Fatima Hamed Hossain (born 1978) is a Spanish lawyer and politician. She founded the Movement for Dignity and Citizenship (MDyC) in 2014 and has served as a member of the Assembly of Ceuta since 2015, the first Muslim woman to lead a group in the assembly. In 2021, she was one of five founders of Sumar.

==Biography==
Born in Ceuta, a Spanish exclave in North Africa, Hamed was raised by Moroccan parents in Los Rosales, a neighbourhood with social problems. In 1998, she enrolled with the National University of Distance Education (UNED), where she qualified as a lawyer and later joined the faculty.

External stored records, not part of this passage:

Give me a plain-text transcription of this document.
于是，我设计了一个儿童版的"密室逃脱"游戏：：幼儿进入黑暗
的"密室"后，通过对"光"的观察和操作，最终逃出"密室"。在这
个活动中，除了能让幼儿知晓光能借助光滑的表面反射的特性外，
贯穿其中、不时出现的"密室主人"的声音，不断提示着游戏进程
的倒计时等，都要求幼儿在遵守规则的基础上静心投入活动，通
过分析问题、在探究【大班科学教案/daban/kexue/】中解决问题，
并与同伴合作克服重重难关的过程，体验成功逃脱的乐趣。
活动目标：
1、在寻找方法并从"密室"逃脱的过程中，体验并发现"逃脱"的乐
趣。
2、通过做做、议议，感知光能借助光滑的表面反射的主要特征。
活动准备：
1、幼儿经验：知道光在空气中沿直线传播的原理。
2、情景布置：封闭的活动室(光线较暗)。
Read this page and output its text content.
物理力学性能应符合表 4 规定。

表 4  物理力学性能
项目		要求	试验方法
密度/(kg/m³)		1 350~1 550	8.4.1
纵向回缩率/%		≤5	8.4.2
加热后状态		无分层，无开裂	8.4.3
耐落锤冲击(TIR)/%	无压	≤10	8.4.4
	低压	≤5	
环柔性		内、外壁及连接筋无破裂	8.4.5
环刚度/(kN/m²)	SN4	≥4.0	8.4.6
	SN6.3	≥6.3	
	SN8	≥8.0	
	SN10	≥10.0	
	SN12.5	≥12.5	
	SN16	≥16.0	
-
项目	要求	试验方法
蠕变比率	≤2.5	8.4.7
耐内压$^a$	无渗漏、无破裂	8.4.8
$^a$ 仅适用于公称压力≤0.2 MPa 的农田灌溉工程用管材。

In late 2014, Hamed left the Caballas Coalition, and set up the Movement for Dignity and Citizenship (MDyC) ahead of the 2015 Ceuta Assembly election. The party came fourth with 11% of the votes and three seats, making her the first Muslim woman to lead a group in the assembly. In 2019, the party fell to 7% and lost a seat.

In 2021, Hamed received attention during a Spanish–Moroccan border crisis when she criticised the arrival of Vox leader Santiago Abascal in Ceuta and labelled him persona non grata. She was attacked by Carlos Verdejo, the party's spokesman in the Assembly of Ceuta, who called her an advocate of Jihad and Sharia and proposed her deportation to Morocco.

In November 2021, Hamed was one of five left-wing women who set up a new political platform, alongside deputy prime minister Yolanda Díaz, mayor of Barcelona Ada Colau, vice president of the Valencian Community Mónica Oltra and member of the Assembly of Madrid Mónica García.